I couldn’t afford to take Jake to swimming lessons as a baby but I always managed to take him to a pool once a week to ensure that he had some water sense. However, as he grew up it became more obvious that there was a slight fear and that his reliance on water aids were too great. I knew I didn’t want this for my next child and thanks to my blog, I was given the opportunity to give him swimming lessons with Turtle Tots as brand ambassadors. He absolutely loved it, as did I, and we continued to swim with them after our ambassadorship came to an end. To watch him confidently go in the water, to learn to blow bubbles, chase toys and swim underwater were all amazing milestones and I just wish I’d done it all the first time around with Jake.
Ignoring The Tantrums
When you have seen it all once, you soon learn that reacting to tantrums often prolongs them, can cause further problems and can feed into the behaviour.

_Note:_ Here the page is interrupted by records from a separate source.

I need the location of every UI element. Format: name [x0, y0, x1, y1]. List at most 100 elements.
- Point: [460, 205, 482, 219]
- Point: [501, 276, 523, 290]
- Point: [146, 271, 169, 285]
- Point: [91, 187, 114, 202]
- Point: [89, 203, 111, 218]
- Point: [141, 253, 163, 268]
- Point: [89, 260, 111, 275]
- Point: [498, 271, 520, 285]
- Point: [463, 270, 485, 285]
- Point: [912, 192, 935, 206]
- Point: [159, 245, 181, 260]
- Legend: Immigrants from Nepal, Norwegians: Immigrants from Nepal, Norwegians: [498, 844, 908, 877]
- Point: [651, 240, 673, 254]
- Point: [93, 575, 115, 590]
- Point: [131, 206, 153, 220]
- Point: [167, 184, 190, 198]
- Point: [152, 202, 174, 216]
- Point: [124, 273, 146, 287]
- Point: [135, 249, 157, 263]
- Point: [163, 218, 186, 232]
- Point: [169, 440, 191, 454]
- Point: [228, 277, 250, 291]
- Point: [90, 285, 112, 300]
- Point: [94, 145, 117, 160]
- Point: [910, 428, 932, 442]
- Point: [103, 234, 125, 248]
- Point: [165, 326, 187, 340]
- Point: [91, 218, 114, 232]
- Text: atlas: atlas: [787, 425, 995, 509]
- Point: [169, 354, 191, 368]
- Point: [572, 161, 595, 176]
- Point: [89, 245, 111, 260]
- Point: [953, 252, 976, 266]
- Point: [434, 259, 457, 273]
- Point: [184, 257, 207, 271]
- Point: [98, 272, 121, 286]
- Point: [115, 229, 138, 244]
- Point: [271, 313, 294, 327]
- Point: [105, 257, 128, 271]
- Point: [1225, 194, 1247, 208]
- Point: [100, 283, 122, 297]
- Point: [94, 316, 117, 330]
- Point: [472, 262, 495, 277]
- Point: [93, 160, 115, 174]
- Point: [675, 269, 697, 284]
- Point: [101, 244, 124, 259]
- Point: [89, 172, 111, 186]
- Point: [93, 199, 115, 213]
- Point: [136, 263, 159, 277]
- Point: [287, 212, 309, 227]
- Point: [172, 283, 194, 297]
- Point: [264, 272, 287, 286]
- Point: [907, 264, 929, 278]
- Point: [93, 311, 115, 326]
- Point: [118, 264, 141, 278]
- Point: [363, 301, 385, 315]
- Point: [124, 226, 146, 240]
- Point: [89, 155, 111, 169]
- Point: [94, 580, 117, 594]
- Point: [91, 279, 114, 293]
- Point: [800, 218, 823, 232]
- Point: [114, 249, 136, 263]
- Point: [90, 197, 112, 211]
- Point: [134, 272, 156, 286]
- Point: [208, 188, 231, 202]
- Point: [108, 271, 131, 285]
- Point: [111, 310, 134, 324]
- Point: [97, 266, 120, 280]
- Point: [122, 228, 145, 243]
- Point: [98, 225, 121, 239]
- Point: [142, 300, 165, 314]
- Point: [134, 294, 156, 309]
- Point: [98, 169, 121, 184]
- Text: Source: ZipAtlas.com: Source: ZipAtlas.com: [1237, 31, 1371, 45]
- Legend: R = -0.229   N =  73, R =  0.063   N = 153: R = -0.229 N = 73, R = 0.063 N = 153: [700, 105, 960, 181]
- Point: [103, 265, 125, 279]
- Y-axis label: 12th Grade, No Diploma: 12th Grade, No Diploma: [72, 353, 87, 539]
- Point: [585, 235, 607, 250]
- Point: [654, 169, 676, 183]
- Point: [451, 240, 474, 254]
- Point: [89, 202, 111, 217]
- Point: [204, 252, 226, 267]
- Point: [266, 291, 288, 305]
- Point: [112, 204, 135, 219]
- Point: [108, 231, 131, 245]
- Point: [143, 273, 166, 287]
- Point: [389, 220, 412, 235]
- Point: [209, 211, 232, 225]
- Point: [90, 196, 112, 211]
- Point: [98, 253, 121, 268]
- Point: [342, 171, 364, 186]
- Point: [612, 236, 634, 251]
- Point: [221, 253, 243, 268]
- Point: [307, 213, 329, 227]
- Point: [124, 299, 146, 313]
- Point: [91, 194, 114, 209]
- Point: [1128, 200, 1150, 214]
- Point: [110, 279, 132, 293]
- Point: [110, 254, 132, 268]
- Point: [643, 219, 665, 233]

It can also drain you as a parent which is precisely why I have learnt to just chill more. I can happily walk away and allow my child to get it out of their system, I know when to hug it out and I can predict exactly how long a certain tantrum is going to last because I have seen. It. All! Save yourself and your child the extra stress and just go with the tantrum flow.
Encouraging The Dirt
I was far too concerned about how Jake looked, about him keeping his lovely clothes clean etc. but now I embrace the dirt! I take changes of clothes everywhere with me because I am far more relaxed about William getting mucky and if he’s getting dirt on him it just means he is having fun and he is being a typical toddler. Messy play is no longer cringed at and I’m sure it has helped him to develop and learn more quickly and it has certainly stopped me from being so worried and stressed. I’m not going to let a bit of extra washing get in the way of his fun.
There are probably a lot more areas that I have become far more relaxed with and little things I do differently now that I have a second child but these ones really stood out because I remember them so clearly from the first time around and it is very clear to me that I am an evolved parent and the changes are all good.
Have you made any changes with your second child compared to your first?